3. Hukuk ve insanlık dışı yöntemlerle öldürülmüş, yerel ve toplumsal meşruiyeti göz ardı eden, yok sayan veya dikkate almayan bir işlem biçimiyle defnedilmiş olması gerekir. (Salgın hastalıklar nedeniyle gerçekleştirilmiş toplu defin yerlerini toplu mezar olarak değerlendirmemek gerekir.)
4. Defin yerinin görünür olmaması, herkesin anlayabileceği bir işarete sahip olmaması veya defnedilenlerin kimliklerini gösteren bir işarete sahip olmaması gerekir.

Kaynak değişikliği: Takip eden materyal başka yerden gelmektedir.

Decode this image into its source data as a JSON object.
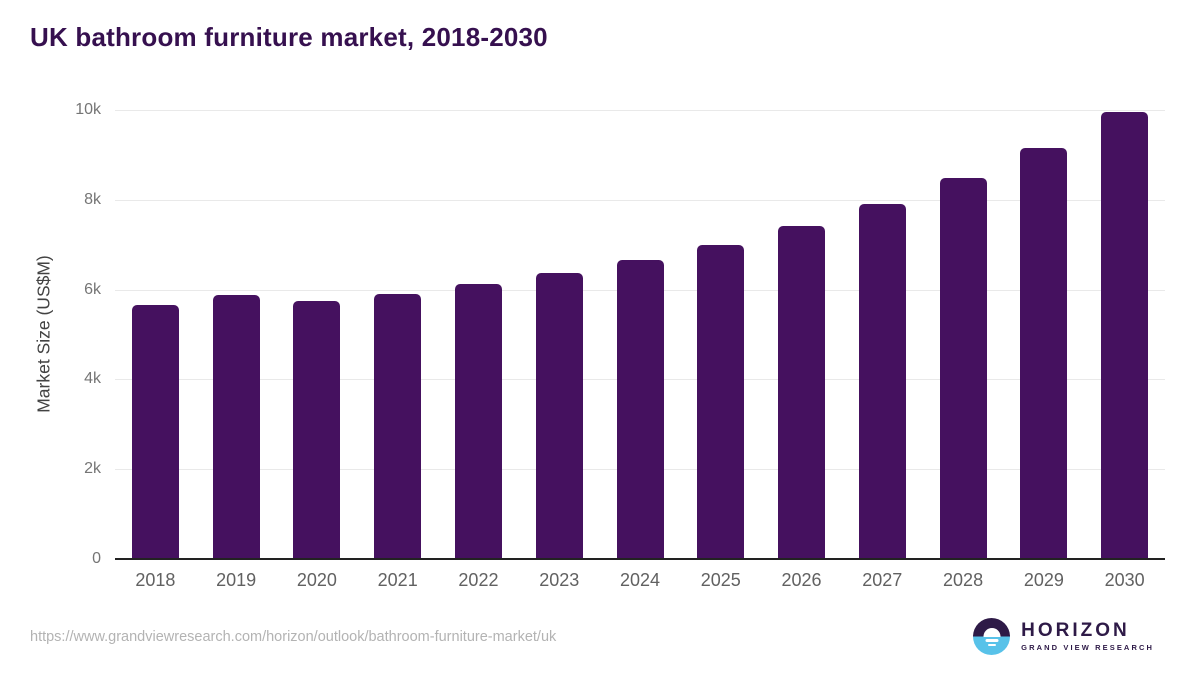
{
  "title": "UK bathroom furniture market, 2018-2030",
  "chart_data": {
    "type": "bar",
    "title": "UK bathroom furniture market, 2018-2030",
    "categories": [
      "2018",
      "2019",
      "2020",
      "2021",
      "2022",
      "2023",
      "2024",
      "2025",
      "2026",
      "2027",
      "2028",
      "2029",
      "2030"
    ],
    "values": [
      5650,
      5890,
      5740,
      5910,
      6120,
      6380,
      6660,
      7000,
      7410,
      7900,
      8480,
      9160,
      9950
    ],
    "xlabel": "",
    "ylabel": "Market Size (US$M)",
    "ylim": [
      0,
      10000
    ],
    "yticks": [
      {
        "value": 0,
        "label": "0"
      },
      {
        "value": 2000,
        "label": "2k"
      },
      {
        "value": 4000,
        "label": "4k"
      },
      {
        "value": 6000,
        "label": "6k"
      },
      {
        "value": 8000,
        "label": "8k"
      },
      {
        "value": 10000,
        "label": "10k"
      }
    ],
    "grid": true,
    "legend_position": "none",
    "bar_color": "#45115f"
  },
  "colors": {
    "title_text": "#36104f",
    "bar": "#45115f",
    "axis_title": "#424242",
    "tick_label": "#757575",
    "gridline": "#e9e9e9",
    "baseline": "#222222",
    "url_text": "#b3b3b3",
    "logo_purple": "#2e1a47",
    "logo_blue": "#58c2e9"
  },
  "footer": {
    "source_url": "https://www.grandviewresearch.com/horizon/outlook/bathroom-furniture-market/uk",
    "logo": {
      "brand": "HORIZON",
      "sub_brand": "GRAND VIEW RESEARCH",
      "icon": "horizon-sunset-icon"
    }
  }
}
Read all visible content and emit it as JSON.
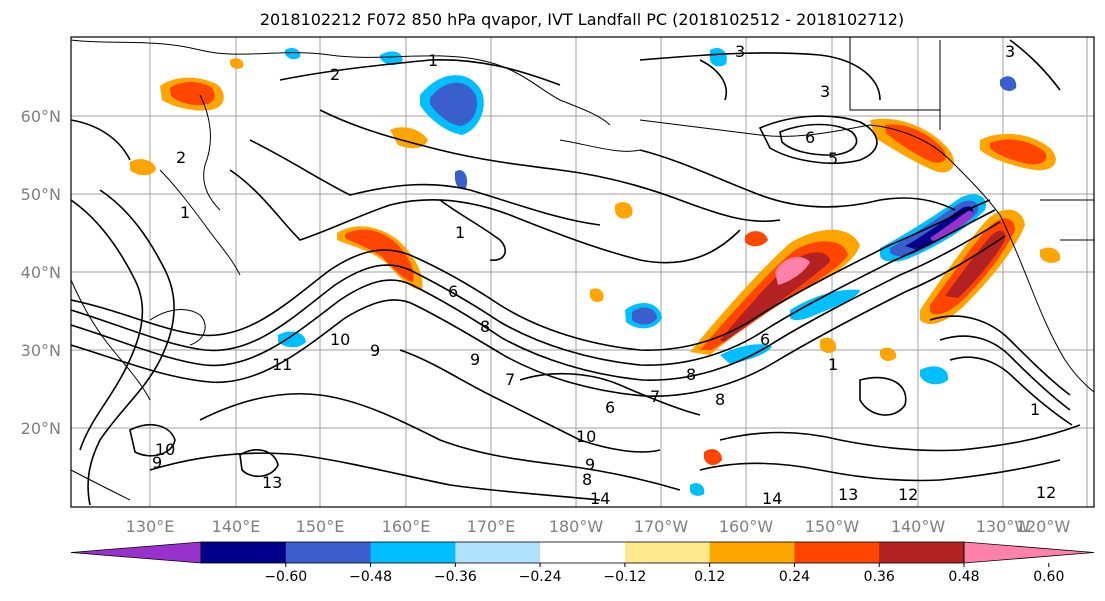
{
  "title": "2018102212 F072 850 hPa qvapor, IVT Landfall PC (2018102512 - 2018102712)",
  "lat_labels": [
    "60°N",
    "50°N",
    "40°N",
    "30°N",
    "20°N"
  ],
  "lon_labels": [
    "130°E",
    "140°E",
    "150°E",
    "160°E",
    "170°E",
    "180°W",
    "170°W",
    "160°W",
    "150°W",
    "140°W",
    "130°W",
    "120°W"
  ],
  "colorbar": {
    "ticks": [
      "−0.60",
      "−0.48",
      "−0.36",
      "−0.24",
      "−0.12",
      "0.12",
      "0.24",
      "0.36",
      "0.48",
      "0.60"
    ],
    "colors": [
      "#9932cc",
      "#00008b",
      "#3a5fcd",
      "#00bfff",
      "#b0e2ff",
      "#ffffff",
      "#ffe98a",
      "#ffa500",
      "#ff4500",
      "#b22222",
      "#ff82ab"
    ]
  },
  "contour_labels": [
    "2",
    "1",
    "3",
    "3",
    "3",
    "6",
    "5",
    "2",
    "1",
    "1",
    "6",
    "8",
    "9",
    "10",
    "6",
    "7",
    "8",
    "9",
    "10",
    "8",
    "9",
    "14",
    "14",
    "13",
    "12",
    "12",
    "13",
    "10",
    "11",
    "9",
    "1",
    "7",
    "8",
    "6",
    "1"
  ]
}
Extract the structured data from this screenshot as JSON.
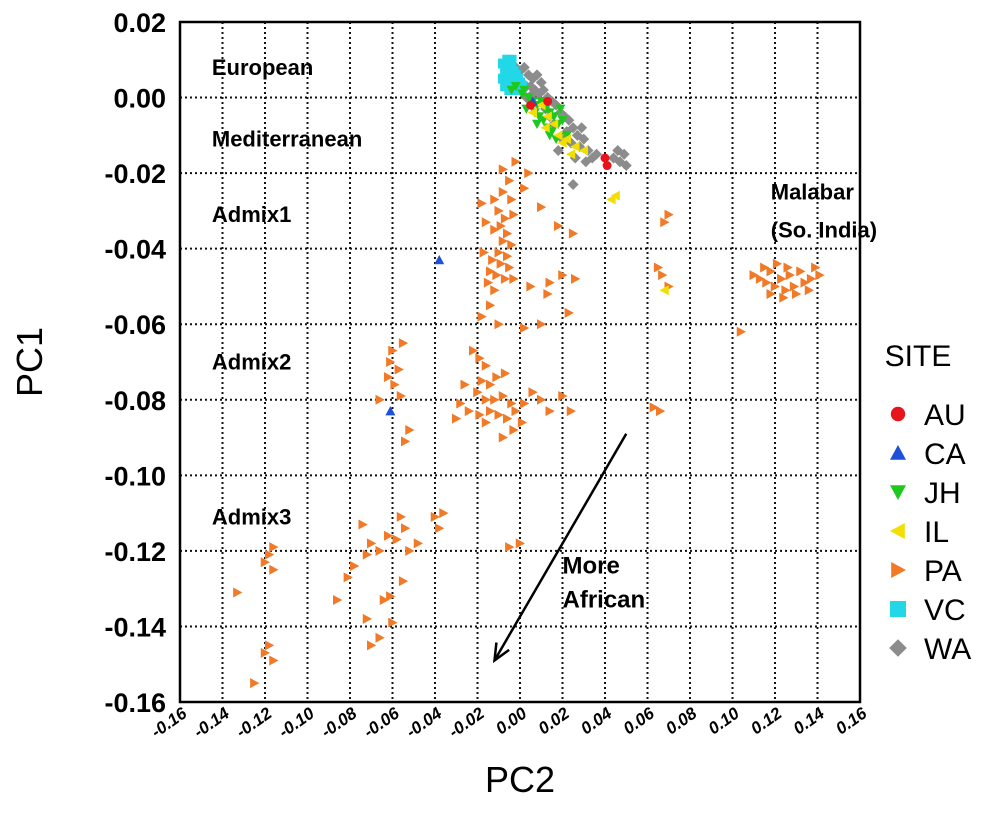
{
  "chart_data": {
    "type": "scatter",
    "xlabel": "PC2",
    "ylabel": "PC1",
    "xlim": [
      -0.16,
      0.16
    ],
    "ylim": [
      -0.16,
      0.02
    ],
    "x_ticks": [
      "-0.16",
      "-0.14",
      "-0.12",
      "-0.10",
      "-0.08",
      "-0.06",
      "-0.04",
      "-0.02",
      "0.00",
      "0.02",
      "0.04",
      "0.06",
      "0.08",
      "0.10",
      "0.12",
      "0.14",
      "0.16"
    ],
    "y_ticks": [
      "0.02",
      "0.00",
      "-0.02",
      "-0.04",
      "-0.06",
      "-0.08",
      "-0.10",
      "-0.12",
      "-0.14",
      "-0.16"
    ],
    "grid": true,
    "legend_title": "SITE",
    "legend_position": "right",
    "region_labels": [
      {
        "text": "European",
        "x": -0.145,
        "y": 0.006
      },
      {
        "text": "Mediterranean",
        "x": -0.145,
        "y": -0.013
      },
      {
        "text": "Admix1",
        "x": -0.145,
        "y": -0.033
      },
      {
        "text": "Admix2",
        "x": -0.145,
        "y": -0.072
      },
      {
        "text": "Admix3",
        "x": -0.145,
        "y": -0.113
      },
      {
        "text": "Malabar",
        "x": 0.118,
        "y": -0.027
      },
      {
        "text": "(So. India)",
        "x": 0.118,
        "y": -0.037
      }
    ],
    "annotation": {
      "lines": [
        "More",
        "African"
      ],
      "text_at": [
        0.02,
        -0.126
      ],
      "arrow_from": [
        0.05,
        -0.089
      ],
      "arrow_to": [
        -0.012,
        -0.149
      ]
    },
    "series": [
      {
        "name": "AU",
        "color": "#e8141c",
        "marker": "circle",
        "points": [
          [
            0.04,
            -0.016
          ],
          [
            0.041,
            -0.018
          ],
          [
            0.013,
            -0.001
          ],
          [
            0.005,
            -0.002
          ]
        ]
      },
      {
        "name": "CA",
        "color": "#1e50d8",
        "marker": "triangle-up",
        "points": [
          [
            -0.038,
            -0.043
          ],
          [
            -0.061,
            -0.083
          ],
          [
            0.006,
            -0.001
          ]
        ]
      },
      {
        "name": "JH",
        "color": "#1ec81e",
        "marker": "triangle-down",
        "points": [
          [
            -0.002,
            0.003
          ],
          [
            0.001,
            0.001
          ],
          [
            0.004,
            0.0
          ],
          [
            0.006,
            -0.001
          ],
          [
            0.008,
            -0.002
          ],
          [
            0.01,
            -0.001
          ],
          [
            0.012,
            -0.003
          ],
          [
            0.014,
            -0.004
          ],
          [
            0.016,
            -0.005
          ],
          [
            0.009,
            -0.005
          ],
          [
            0.011,
            -0.006
          ],
          [
            0.013,
            -0.008
          ],
          [
            0.015,
            -0.009
          ],
          [
            0.018,
            -0.007
          ],
          [
            0.02,
            -0.006
          ],
          [
            0.003,
            -0.003
          ],
          [
            0.007,
            -0.004
          ],
          [
            0.017,
            -0.011
          ],
          [
            0.022,
            -0.01
          ],
          [
            -0.004,
            0.002
          ],
          [
            0.002,
            0.002
          ],
          [
            0.019,
            -0.003
          ],
          [
            0.014,
            -0.01
          ],
          [
            0.008,
            -0.007
          ]
        ]
      },
      {
        "name": "IL",
        "color": "#f2de00",
        "marker": "triangle-left",
        "points": [
          [
            0.01,
            -0.002
          ],
          [
            0.013,
            -0.005
          ],
          [
            0.016,
            -0.007
          ],
          [
            0.018,
            -0.01
          ],
          [
            0.02,
            -0.012
          ],
          [
            0.022,
            -0.011
          ],
          [
            0.026,
            -0.013
          ],
          [
            0.03,
            -0.014
          ],
          [
            0.043,
            -0.027
          ],
          [
            0.045,
            -0.026
          ],
          [
            0.068,
            -0.051
          ],
          [
            0.012,
            -0.008
          ],
          [
            0.024,
            -0.015
          ],
          [
            0.006,
            -0.004
          ]
        ]
      },
      {
        "name": "PA",
        "color": "#f07a28",
        "marker": "triangle-right",
        "points": [
          [
            -0.008,
            -0.019
          ],
          [
            -0.002,
            -0.017
          ],
          [
            -0.005,
            -0.022
          ],
          [
            0.004,
            -0.02
          ],
          [
            -0.008,
            -0.025
          ],
          [
            -0.012,
            -0.027
          ],
          [
            -0.004,
            -0.027
          ],
          [
            -0.01,
            -0.03
          ],
          [
            -0.007,
            -0.032
          ],
          [
            -0.003,
            -0.031
          ],
          [
            -0.009,
            -0.034
          ],
          [
            -0.006,
            -0.036
          ],
          [
            -0.012,
            -0.035
          ],
          [
            -0.008,
            -0.038
          ],
          [
            -0.004,
            -0.039
          ],
          [
            -0.01,
            -0.041
          ],
          [
            -0.006,
            -0.042
          ],
          [
            -0.013,
            -0.043
          ],
          [
            -0.009,
            -0.044
          ],
          [
            -0.005,
            -0.045
          ],
          [
            -0.014,
            -0.046
          ],
          [
            -0.011,
            -0.047
          ],
          [
            -0.007,
            -0.048
          ],
          [
            -0.015,
            -0.049
          ],
          [
            -0.012,
            -0.051
          ],
          [
            -0.003,
            -0.048
          ],
          [
            -0.018,
            -0.028
          ],
          [
            -0.016,
            -0.033
          ],
          [
            -0.017,
            -0.041
          ],
          [
            0.002,
            -0.024
          ],
          [
            0.01,
            -0.029
          ],
          [
            0.018,
            -0.034
          ],
          [
            0.025,
            -0.036
          ],
          [
            -0.014,
            -0.055
          ],
          [
            -0.018,
            -0.058
          ],
          [
            -0.01,
            -0.06
          ],
          [
            0.005,
            -0.05
          ],
          [
            0.014,
            -0.049
          ],
          [
            0.02,
            -0.047
          ],
          [
            0.026,
            -0.048
          ],
          [
            0.002,
            -0.061
          ],
          [
            0.01,
            -0.06
          ],
          [
            0.023,
            -0.057
          ],
          [
            0.013,
            -0.052
          ],
          [
            -0.022,
            -0.067
          ],
          [
            -0.019,
            -0.069
          ],
          [
            -0.016,
            -0.071
          ],
          [
            -0.018,
            -0.075
          ],
          [
            -0.014,
            -0.076
          ],
          [
            -0.011,
            -0.074
          ],
          [
            -0.007,
            -0.073
          ],
          [
            -0.02,
            -0.078
          ],
          [
            -0.016,
            -0.08
          ],
          [
            -0.012,
            -0.08
          ],
          [
            -0.008,
            -0.079
          ],
          [
            -0.004,
            -0.081
          ],
          [
            -0.002,
            -0.083
          ],
          [
            -0.006,
            -0.085
          ],
          [
            -0.01,
            -0.084
          ],
          [
            -0.014,
            -0.083
          ],
          [
            -0.019,
            -0.084
          ],
          [
            -0.024,
            -0.083
          ],
          [
            -0.028,
            -0.081
          ],
          [
            -0.03,
            -0.085
          ],
          [
            0.002,
            -0.081
          ],
          [
            0.006,
            -0.078
          ],
          [
            0.01,
            -0.08
          ],
          [
            0.014,
            -0.083
          ],
          [
            0.02,
            -0.079
          ],
          [
            0.024,
            -0.083
          ],
          [
            -0.026,
            -0.076
          ],
          [
            -0.003,
            -0.088
          ],
          [
            -0.008,
            -0.09
          ],
          [
            0.001,
            -0.086
          ],
          [
            -0.016,
            -0.086
          ],
          [
            -0.06,
            -0.067
          ],
          [
            -0.061,
            -0.07
          ],
          [
            -0.055,
            -0.065
          ],
          [
            -0.057,
            -0.072
          ],
          [
            -0.059,
            -0.076
          ],
          [
            -0.062,
            -0.074
          ],
          [
            -0.066,
            -0.08
          ],
          [
            -0.056,
            -0.079
          ],
          [
            -0.052,
            -0.088
          ],
          [
            -0.054,
            -0.091
          ],
          [
            -0.036,
            -0.11
          ],
          [
            -0.04,
            -0.111
          ],
          [
            -0.038,
            -0.114
          ],
          [
            -0.056,
            -0.111
          ],
          [
            -0.054,
            -0.114
          ],
          [
            -0.058,
            -0.117
          ],
          [
            -0.062,
            -0.116
          ],
          [
            -0.066,
            -0.12
          ],
          [
            -0.07,
            -0.118
          ],
          [
            -0.048,
            -0.118
          ],
          [
            -0.052,
            -0.12
          ],
          [
            -0.074,
            -0.113
          ],
          [
            -0.072,
            -0.121
          ],
          [
            -0.055,
            -0.128
          ],
          [
            -0.061,
            -0.132
          ],
          [
            -0.078,
            -0.124
          ],
          [
            -0.081,
            -0.127
          ],
          [
            -0.086,
            -0.133
          ],
          [
            -0.064,
            -0.133
          ],
          [
            -0.06,
            -0.139
          ],
          [
            -0.066,
            -0.143
          ],
          [
            -0.072,
            -0.138
          ],
          [
            -0.116,
            -0.119
          ],
          [
            -0.118,
            -0.121
          ],
          [
            -0.12,
            -0.123
          ],
          [
            -0.116,
            -0.125
          ],
          [
            -0.133,
            -0.131
          ],
          [
            -0.118,
            -0.145
          ],
          [
            -0.12,
            -0.147
          ],
          [
            -0.116,
            -0.149
          ],
          [
            -0.125,
            -0.155
          ],
          [
            -0.07,
            -0.145
          ],
          [
            -0.005,
            -0.119
          ],
          [
            0.0,
            -0.118
          ],
          [
            0.07,
            -0.031
          ],
          [
            0.068,
            -0.033
          ],
          [
            0.065,
            -0.045
          ],
          [
            0.067,
            -0.047
          ],
          [
            0.07,
            -0.05
          ],
          [
            0.063,
            -0.082
          ],
          [
            0.066,
            -0.083
          ],
          [
            0.104,
            -0.062
          ],
          [
            0.11,
            -0.047
          ],
          [
            0.113,
            -0.048
          ],
          [
            0.116,
            -0.049
          ],
          [
            0.118,
            -0.046
          ],
          [
            0.12,
            -0.05
          ],
          [
            0.123,
            -0.048
          ],
          [
            0.125,
            -0.051
          ],
          [
            0.127,
            -0.047
          ],
          [
            0.13,
            -0.052
          ],
          [
            0.132,
            -0.046
          ],
          [
            0.134,
            -0.049
          ],
          [
            0.136,
            -0.051
          ],
          [
            0.139,
            -0.045
          ],
          [
            0.141,
            -0.047
          ],
          [
            0.121,
            -0.044
          ],
          [
            0.126,
            -0.045
          ],
          [
            0.118,
            -0.052
          ],
          [
            0.129,
            -0.05
          ],
          [
            0.115,
            -0.045
          ],
          [
            0.137,
            -0.048
          ],
          [
            0.124,
            -0.053
          ]
        ]
      },
      {
        "name": "VC",
        "color": "#22d8e8",
        "marker": "square",
        "points": [
          [
            -0.008,
            0.009
          ],
          [
            -0.006,
            0.008
          ],
          [
            -0.004,
            0.009
          ],
          [
            -0.007,
            0.007
          ],
          [
            -0.005,
            0.006
          ],
          [
            -0.003,
            0.007
          ],
          [
            -0.002,
            0.006
          ],
          [
            -0.008,
            0.005
          ],
          [
            -0.006,
            0.004
          ],
          [
            -0.004,
            0.004
          ],
          [
            -0.001,
            0.005
          ],
          [
            0.0,
            0.004
          ],
          [
            -0.007,
            0.003
          ],
          [
            -0.003,
            0.003
          ],
          [
            -0.005,
            0.002
          ],
          [
            -0.002,
            0.002
          ],
          [
            0.001,
            0.003
          ],
          [
            -0.004,
            0.01
          ],
          [
            -0.006,
            0.01
          ]
        ]
      },
      {
        "name": "WA",
        "color": "#8c8c8c",
        "marker": "diamond",
        "points": [
          [
            -0.002,
            0.008
          ],
          [
            0.0,
            0.007
          ],
          [
            0.002,
            0.008
          ],
          [
            0.004,
            0.006
          ],
          [
            0.006,
            0.005
          ],
          [
            0.008,
            0.006
          ],
          [
            0.01,
            0.004
          ],
          [
            0.001,
            0.004
          ],
          [
            0.003,
            0.003
          ],
          [
            0.005,
            0.003
          ],
          [
            0.007,
            0.002
          ],
          [
            0.009,
            0.001
          ],
          [
            0.011,
            0.002
          ],
          [
            0.013,
            0.0
          ],
          [
            0.015,
            -0.001
          ],
          [
            0.017,
            -0.002
          ],
          [
            0.019,
            -0.004
          ],
          [
            0.021,
            -0.005
          ],
          [
            0.023,
            -0.006
          ],
          [
            0.025,
            -0.008
          ],
          [
            0.027,
            -0.01
          ],
          [
            0.022,
            -0.009
          ],
          [
            0.02,
            -0.011
          ],
          [
            0.024,
            -0.012
          ],
          [
            0.028,
            -0.013
          ],
          [
            0.03,
            -0.011
          ],
          [
            0.032,
            -0.014
          ],
          [
            0.034,
            -0.016
          ],
          [
            0.031,
            -0.017
          ],
          [
            0.036,
            -0.015
          ],
          [
            0.044,
            -0.016
          ],
          [
            0.047,
            -0.017
          ],
          [
            0.049,
            -0.015
          ],
          [
            0.05,
            -0.018
          ],
          [
            0.046,
            -0.014
          ],
          [
            0.025,
            -0.023
          ],
          [
            0.018,
            -0.014
          ],
          [
            0.026,
            -0.016
          ],
          [
            0.014,
            -0.005
          ],
          [
            0.003,
            0.0
          ],
          [
            0.012,
            -0.003
          ],
          [
            0.016,
            -0.007
          ],
          [
            0.029,
            -0.008
          ],
          [
            -0.001,
            0.006
          ],
          [
            0.006,
            0.001
          ]
        ]
      }
    ]
  }
}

Başta toplu mezarlara defnedilenlerin aileleri olmak üzere tüm toplumun gerçekleri bilme, yaşananları öğrenme, defnedilenlerin kimliklerini öğrenme ve adaletin tesis edilmesini isteme hakkı vardır. Kim ki bu hakkı kabul etmez veya engellerse; insanlığa karşı işlenmiş bu suçun ortağı olduğu anlamına gelir.
Toplu mezarların açığa çıkarılması, adaletin tesis edilmesi süreci meşakkatli bir çabayı gerektirir. Sonuca ulaşmak için bazen uzun bir zamana ihtiyaç duyulur. Toplu mezarların açığa çıkarılması anlamında böylesine bir deneyime, idari ve adli mekanizmaya sahip olmayan ülkelerdeki çabalar daha da zorludur. Örneğin Türkiye. Çünkü toplu mezarların failleri, söyle veya böyle, “yönetim erki duvarı”nın bir yerinde duruyorlar.
Bu nedenle, çabaların sistemleştirilmesi ve aşamalı bir plan dâhilinde yürütülmesi gerekir. Şöyle formüle edilebilir.
Bu alanda faaliyet gösteren tüm kurum, birim ve dinamiklerin içinde yer alacağı bir koordinasyon oluşturmalıdır.
Öyküler ve tanıklıklar derlenmeli, toparlanmalıdır.
Basında ve kamuoyunda “uçuşan” toplu mezar sayıları “toplu mezar unsurları” dikkate alınarak netleştirilmelidir.
Elde edilen dokümanlar üzerinden “toplu mezarlar haritası” çıkarılmalıdır.
Aileler bu faaliyetin temel bir dinamiğidir. Onların sürece katılması sağlanmalıdır. Bu nedenle, olanakların ve bilgilerin elverdiği ölçüde ailelerin tespit edilmesi ve onlarla diyaloga geçilmesi gerekir.
Uluslararası deneyimlerin derlenip toparlanması gerekir. Düşünce üretebilen insanların (Akademisyenler dahil) içinde yer aldığı dar bir komisyon oluşturulabilir.
Mezarların yargı mekanizması tarafından açılması işlemi başlatılmadan önce mezar yerlerine gidilip durum görüntülü olarak kayıt altına alınmalıdır. Daha sonra, aileler üzerinden yargı mekanizmasına başvuru yapılmalı. Fekki kabir işleminin uluslararası belgelere uygunluğu sağlanmalıdır. Gelişmeler iç ve dış kamuoyu ile paylaşılmalıdır ki; ulusal ve uluslararası basın, kurum ve kamuoyu katkısı alınabilsin.
Tanımlanan cesetlerin aileye teslim edilmesi mutlaka sağlanmalı.
Ve önemli hususlardan biri de, bu ailelere tıbbı destek sunulmasıdır.